Doctors may have biases for or against people of different races and social statuses, but those unconscious views don’t overtly affect the care they deliver to their patients, a new study finds.
When tested with sample scenarios, most doctors showed some unconscious racial or social bias, but those biases largely did not influence their decisions about what care they would give the fictitious patients.
The study’s lead author told Reuters Health by email that past research has suggested a connection between unconscious biases and how patients are treated, so the new results are not definitive.
“We need to do formal observational trials to see what’s happening in real life and also look at other provider associated mechanisms such as empathy and mindfulness,” said Dr. Adil Haider of the Center for Surgery and Public Health at Brigham and Women’s Hospital in Boston.
He and his colleagues write in JAMA Surgery that gaps do exist between races in healthcare. For example, black patients are more likely to die after a traumatic injury than white patients.
For the new study, the researchers had 215 doctors - all normally involved in trauma care at Johns Hopkins Hospital in Baltimore - take tests to measure their level of unconscious bias for or against people of different races and social and economic statuses.
Most participants had measurable amounts of unconscious bias. On average, they had a moderate amount of racial bias and a strong preference for higher social class. Scores did not differ among doctors of different races, ages, medical specialties or training. Women, however, generally had lower levels of race and class bias relative to men.

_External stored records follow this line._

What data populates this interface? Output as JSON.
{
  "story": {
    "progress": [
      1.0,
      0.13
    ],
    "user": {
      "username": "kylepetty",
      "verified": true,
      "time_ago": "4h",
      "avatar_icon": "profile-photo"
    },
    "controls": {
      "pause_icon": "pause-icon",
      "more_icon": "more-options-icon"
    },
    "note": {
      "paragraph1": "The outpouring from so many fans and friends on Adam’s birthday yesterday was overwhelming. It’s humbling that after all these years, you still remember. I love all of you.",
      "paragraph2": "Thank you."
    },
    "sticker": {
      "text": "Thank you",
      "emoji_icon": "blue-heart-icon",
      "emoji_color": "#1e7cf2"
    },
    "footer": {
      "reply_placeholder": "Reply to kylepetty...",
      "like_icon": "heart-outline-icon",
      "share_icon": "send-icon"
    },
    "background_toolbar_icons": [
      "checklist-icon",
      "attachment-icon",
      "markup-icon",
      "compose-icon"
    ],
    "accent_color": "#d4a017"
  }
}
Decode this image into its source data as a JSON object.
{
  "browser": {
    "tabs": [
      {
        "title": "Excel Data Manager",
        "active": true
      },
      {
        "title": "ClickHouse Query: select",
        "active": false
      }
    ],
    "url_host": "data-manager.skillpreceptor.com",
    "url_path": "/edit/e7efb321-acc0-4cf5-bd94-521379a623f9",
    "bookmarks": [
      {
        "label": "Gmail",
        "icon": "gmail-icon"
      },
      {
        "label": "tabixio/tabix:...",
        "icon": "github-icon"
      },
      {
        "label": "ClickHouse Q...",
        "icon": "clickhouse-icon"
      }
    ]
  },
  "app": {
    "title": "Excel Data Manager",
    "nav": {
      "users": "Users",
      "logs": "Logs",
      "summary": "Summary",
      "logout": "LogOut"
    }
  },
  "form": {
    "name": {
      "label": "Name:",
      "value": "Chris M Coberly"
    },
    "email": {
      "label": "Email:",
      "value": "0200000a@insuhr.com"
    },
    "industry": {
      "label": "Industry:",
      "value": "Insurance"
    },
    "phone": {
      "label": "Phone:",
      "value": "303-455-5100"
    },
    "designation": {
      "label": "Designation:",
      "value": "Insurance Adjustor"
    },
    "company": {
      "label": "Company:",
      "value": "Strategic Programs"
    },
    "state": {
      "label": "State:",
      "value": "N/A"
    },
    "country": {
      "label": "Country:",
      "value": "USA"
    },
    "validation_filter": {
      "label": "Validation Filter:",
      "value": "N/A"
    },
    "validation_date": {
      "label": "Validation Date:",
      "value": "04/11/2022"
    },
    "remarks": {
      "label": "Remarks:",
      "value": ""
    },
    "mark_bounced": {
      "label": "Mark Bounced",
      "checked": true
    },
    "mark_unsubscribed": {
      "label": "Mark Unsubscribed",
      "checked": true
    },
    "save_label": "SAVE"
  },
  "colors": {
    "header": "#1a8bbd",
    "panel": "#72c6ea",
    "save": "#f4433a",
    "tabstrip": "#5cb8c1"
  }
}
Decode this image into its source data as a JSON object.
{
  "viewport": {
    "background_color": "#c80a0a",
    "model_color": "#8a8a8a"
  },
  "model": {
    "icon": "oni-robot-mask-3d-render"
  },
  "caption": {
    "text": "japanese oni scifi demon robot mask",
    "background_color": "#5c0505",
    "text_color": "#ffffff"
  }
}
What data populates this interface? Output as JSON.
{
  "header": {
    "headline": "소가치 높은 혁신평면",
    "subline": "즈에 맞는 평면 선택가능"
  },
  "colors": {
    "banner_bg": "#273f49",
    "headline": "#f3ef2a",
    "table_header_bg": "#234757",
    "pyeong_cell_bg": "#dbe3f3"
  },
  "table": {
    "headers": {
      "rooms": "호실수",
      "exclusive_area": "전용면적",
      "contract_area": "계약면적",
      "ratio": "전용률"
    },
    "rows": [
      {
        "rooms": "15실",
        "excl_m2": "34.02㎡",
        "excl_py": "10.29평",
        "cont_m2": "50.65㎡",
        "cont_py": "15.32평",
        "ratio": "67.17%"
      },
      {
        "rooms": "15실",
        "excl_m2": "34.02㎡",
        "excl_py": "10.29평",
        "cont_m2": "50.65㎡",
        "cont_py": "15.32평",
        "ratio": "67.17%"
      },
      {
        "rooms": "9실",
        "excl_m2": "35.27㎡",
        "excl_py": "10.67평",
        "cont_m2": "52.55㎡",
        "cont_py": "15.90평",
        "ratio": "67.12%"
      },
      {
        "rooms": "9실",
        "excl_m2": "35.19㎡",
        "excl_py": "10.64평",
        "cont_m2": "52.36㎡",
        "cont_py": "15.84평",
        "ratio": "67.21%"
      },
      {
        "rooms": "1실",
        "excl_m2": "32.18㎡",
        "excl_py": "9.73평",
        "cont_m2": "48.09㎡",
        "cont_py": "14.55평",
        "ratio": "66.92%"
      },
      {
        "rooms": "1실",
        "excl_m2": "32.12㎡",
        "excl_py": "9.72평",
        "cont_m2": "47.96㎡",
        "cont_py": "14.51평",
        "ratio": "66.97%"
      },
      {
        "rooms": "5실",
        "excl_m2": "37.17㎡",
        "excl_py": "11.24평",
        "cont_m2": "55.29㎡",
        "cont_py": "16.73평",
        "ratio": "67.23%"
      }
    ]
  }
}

The participating doctors were then asked what their treatment decisions would be in scenarios about people of different races and social statuses seeking care for various health problems.
Of 27 possible medical decisions the participants could make about the scenarios, the researchers initially found three that may have been affected by unconscious bias.
For example, doctors were less likely to order an imaging test for patients with sore necks after a motor vehicle accident if the patient was low in socioeconomic status, compared to a higher-status patient in similar condition.
Those links disappeared, though, when the researchers accounted for other factors that could influence decisions like the doctor's own age and sex.
The study authors caution that they don’t know if their results reflect what happens in real life.
A previous study led by Dr. Lisa Cooper of Johns Hopkins Medical School, one of the new study’s authors, linked unconscious biases among primary care doctors to their communications with patients. If true, poor communication may ultimately lead to worse care for patients, the researchers point out.
Haider said trauma and acute care tends to be formulaic, and that may limit the impact of bias on medical decisions. Those biases may play a larger role, he added, in situations that require understanding and partnership between doctors and patients, such as managing a chronic condition like diabetes.
In addition to observing real-life interactions, “we need to figure out how to better communicate with all patients, who now are more and more diverse,” Haider said.
"We need to develop skills so that we can provide the best possible care to all patients no matter what their (socioeconomic) status is or where they come from," he said.